左官とは、材料を塗り広げる技術ではありません。質感が最も自然に立ち上がった瞬間を見極め、そこで手を止める技術です。表面に現れるテクスチャは、意図した模様として作られるものではありません。下地の吸い込み、材料の粘度、気温や湿度、光の角度、そしてコテにかかる圧力と速度。無数の条件が重なり合うことで、はじめて質感は現れます。特殊左官の本質は、その条件を整えながら、現れた表情を読み取り、最も適切な瞬間で仕上げを完了させることにあります。
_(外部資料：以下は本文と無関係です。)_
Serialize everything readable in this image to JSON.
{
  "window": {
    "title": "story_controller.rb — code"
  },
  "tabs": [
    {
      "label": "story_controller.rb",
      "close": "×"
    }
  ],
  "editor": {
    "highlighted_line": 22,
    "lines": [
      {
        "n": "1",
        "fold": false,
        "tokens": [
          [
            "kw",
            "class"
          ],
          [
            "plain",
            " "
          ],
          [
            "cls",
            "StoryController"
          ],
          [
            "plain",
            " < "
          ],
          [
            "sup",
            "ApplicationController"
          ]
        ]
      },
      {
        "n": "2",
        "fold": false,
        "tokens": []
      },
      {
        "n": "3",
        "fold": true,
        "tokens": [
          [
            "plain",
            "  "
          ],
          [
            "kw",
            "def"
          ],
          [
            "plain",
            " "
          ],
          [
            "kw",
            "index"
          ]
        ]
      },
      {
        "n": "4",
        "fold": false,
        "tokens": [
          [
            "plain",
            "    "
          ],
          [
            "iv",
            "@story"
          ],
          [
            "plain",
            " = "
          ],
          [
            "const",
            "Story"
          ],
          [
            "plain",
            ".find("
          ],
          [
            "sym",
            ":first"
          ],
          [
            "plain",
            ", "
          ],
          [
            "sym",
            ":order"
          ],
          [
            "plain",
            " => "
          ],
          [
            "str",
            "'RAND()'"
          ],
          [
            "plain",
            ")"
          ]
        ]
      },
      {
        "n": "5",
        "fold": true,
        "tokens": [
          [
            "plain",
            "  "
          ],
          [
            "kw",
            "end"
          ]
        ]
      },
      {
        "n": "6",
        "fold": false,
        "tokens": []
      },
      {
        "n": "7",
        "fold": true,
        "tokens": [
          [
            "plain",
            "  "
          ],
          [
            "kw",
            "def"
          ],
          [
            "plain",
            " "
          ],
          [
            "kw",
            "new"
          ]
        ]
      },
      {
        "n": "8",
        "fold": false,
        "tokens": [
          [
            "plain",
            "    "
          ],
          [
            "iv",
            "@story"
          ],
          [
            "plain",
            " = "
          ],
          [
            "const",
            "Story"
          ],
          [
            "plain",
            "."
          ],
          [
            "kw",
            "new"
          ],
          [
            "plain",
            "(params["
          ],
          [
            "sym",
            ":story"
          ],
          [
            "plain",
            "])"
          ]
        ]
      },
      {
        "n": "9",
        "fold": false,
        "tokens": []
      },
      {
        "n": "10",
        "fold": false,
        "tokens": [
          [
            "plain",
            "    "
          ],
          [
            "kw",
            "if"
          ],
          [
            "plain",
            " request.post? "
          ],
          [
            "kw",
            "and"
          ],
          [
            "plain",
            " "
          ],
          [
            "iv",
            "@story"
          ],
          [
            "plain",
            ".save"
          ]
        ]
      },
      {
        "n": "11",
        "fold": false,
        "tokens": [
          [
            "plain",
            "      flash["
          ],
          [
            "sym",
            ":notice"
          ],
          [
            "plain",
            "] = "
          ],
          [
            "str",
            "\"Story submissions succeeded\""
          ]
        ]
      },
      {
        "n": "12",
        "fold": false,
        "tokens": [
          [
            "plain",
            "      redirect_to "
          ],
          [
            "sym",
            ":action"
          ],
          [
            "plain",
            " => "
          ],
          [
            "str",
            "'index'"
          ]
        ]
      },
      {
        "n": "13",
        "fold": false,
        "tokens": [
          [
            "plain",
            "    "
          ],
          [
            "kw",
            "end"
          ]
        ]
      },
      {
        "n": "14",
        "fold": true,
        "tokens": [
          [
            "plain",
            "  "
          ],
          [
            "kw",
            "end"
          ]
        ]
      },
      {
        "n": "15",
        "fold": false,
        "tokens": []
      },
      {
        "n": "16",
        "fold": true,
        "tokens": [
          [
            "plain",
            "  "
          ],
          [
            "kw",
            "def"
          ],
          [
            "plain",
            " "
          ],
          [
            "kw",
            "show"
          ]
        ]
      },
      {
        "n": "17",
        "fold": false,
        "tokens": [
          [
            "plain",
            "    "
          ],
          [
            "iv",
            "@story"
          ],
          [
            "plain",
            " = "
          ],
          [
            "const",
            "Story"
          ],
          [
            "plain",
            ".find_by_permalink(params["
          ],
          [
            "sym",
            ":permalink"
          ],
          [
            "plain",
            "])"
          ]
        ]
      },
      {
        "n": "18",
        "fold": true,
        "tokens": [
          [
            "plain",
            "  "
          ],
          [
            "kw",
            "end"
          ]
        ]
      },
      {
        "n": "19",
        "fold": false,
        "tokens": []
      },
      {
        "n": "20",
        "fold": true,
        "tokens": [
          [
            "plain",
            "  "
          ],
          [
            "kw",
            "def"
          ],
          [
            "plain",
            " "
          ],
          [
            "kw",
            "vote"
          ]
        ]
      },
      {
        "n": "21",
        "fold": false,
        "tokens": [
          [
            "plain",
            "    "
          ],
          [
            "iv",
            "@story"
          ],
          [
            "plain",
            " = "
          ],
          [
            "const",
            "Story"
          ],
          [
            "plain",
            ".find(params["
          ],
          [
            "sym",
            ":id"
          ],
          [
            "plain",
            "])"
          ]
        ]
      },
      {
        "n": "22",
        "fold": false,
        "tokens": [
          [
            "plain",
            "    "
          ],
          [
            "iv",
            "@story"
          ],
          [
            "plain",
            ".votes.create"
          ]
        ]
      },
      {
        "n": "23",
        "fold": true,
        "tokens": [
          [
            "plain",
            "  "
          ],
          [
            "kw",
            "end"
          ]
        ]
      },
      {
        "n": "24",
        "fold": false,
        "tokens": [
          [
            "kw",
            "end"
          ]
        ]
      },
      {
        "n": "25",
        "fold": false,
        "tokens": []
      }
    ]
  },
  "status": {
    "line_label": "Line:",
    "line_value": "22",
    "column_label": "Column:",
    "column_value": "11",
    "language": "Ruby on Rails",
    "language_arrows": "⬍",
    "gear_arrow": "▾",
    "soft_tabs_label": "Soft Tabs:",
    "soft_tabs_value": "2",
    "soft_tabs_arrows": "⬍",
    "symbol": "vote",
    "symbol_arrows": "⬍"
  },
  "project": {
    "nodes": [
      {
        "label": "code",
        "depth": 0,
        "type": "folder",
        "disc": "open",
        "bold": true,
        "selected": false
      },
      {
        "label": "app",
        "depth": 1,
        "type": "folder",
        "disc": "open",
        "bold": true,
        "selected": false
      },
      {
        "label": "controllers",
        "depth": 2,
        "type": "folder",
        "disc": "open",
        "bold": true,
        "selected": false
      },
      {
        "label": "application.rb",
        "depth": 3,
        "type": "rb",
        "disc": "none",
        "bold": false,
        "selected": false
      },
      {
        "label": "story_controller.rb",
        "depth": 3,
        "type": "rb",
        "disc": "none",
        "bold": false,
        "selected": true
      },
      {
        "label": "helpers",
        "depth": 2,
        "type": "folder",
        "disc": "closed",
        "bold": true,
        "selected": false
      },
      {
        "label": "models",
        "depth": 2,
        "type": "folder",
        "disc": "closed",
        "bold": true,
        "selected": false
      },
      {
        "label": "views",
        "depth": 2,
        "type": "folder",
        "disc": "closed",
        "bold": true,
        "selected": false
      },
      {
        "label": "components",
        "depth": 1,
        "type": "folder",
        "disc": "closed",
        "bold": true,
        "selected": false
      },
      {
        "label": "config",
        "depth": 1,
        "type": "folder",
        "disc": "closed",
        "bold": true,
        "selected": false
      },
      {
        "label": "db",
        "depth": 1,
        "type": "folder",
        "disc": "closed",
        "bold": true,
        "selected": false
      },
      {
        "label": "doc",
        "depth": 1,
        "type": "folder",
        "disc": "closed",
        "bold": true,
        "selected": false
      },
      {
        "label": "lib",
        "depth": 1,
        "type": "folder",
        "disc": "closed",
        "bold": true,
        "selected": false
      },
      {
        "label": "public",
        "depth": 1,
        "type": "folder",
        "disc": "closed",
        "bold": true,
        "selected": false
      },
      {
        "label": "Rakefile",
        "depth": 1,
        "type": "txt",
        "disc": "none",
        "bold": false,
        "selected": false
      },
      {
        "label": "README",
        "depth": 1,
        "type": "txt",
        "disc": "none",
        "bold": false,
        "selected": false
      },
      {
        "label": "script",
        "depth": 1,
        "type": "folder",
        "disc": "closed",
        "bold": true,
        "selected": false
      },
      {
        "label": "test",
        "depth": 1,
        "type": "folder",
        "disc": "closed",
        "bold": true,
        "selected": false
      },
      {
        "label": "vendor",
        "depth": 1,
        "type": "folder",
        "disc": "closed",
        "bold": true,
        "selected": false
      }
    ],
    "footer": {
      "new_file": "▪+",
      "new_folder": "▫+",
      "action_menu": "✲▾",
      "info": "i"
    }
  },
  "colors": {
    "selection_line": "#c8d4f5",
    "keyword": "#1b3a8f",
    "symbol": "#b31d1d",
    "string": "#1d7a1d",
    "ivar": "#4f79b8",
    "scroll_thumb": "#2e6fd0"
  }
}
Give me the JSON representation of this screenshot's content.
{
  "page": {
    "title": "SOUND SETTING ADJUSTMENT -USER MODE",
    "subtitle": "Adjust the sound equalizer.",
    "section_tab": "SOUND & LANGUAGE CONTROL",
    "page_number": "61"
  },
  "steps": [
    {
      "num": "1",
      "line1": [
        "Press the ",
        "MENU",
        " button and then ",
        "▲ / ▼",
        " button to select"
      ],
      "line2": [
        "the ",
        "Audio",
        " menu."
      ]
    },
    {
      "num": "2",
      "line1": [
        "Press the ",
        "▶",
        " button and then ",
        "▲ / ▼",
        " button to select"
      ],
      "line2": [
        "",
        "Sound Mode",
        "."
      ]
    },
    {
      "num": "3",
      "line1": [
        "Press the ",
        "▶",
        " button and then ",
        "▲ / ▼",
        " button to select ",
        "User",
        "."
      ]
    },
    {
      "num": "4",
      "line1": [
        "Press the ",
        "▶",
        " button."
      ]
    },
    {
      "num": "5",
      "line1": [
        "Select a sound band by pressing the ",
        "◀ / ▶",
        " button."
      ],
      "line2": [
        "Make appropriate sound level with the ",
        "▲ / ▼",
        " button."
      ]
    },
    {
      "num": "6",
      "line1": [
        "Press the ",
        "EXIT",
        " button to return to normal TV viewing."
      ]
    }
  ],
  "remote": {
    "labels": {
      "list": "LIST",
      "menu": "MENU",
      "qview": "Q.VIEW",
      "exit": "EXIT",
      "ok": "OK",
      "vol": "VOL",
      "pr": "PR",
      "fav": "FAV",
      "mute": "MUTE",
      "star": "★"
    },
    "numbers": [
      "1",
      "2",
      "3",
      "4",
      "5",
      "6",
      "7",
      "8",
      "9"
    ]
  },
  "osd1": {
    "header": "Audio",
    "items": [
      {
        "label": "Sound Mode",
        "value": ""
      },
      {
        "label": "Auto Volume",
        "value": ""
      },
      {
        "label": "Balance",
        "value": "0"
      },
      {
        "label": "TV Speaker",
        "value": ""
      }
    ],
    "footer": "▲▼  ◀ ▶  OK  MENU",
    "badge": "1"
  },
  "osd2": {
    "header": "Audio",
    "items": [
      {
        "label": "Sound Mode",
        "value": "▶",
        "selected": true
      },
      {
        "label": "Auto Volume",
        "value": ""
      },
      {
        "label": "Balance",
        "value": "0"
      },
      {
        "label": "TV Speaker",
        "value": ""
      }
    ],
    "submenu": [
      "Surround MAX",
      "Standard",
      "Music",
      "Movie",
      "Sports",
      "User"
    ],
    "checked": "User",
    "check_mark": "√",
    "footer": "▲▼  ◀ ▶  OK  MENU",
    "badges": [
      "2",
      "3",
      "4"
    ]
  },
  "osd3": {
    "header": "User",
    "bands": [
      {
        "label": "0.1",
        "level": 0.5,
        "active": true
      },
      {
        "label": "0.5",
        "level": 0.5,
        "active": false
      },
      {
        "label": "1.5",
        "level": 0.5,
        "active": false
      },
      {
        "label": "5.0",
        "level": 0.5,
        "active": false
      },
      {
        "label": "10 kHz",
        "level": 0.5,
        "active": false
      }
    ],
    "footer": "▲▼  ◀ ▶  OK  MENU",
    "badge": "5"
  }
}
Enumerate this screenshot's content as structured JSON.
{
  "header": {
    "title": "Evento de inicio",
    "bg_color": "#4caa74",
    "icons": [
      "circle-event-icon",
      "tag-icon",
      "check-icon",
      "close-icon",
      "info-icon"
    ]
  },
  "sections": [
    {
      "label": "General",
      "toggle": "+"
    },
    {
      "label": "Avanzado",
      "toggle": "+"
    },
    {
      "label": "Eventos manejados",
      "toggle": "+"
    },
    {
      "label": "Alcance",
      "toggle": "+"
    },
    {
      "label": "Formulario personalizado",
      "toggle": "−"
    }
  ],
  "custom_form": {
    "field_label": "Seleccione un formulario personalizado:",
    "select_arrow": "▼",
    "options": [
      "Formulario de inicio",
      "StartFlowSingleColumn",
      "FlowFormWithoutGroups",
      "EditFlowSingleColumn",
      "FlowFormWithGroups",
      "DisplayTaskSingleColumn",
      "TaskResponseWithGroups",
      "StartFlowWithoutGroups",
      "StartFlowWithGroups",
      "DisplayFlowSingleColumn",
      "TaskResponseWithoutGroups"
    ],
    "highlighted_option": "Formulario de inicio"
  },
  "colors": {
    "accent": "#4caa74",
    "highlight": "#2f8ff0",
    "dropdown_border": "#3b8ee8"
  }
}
トップセメントクラッシックメタルのような金属調仕上げでは、この判断がより鮮明に表れます。動かしすぎれば緊張感は失われ、早く止めれば表情は浅くなります。どこまで触れ、どこで止めるか。その一瞬の判断によって、壁や什器に宿るテクスチャは、単なる意匠を超えて空間価値へと変化します。内村工業株式会社は、左官を「質感を止める技術」として捉えています。質感とは作り込むものではなく、条件の中から立ち上がった表情を見極め、その最も良い瞬間を定着させることによって成立します。その表面は、まだ動かすべきでしょうか。それとも、今ここで止めるべきでしょうか。空間の価値は、その判断の中で決まります。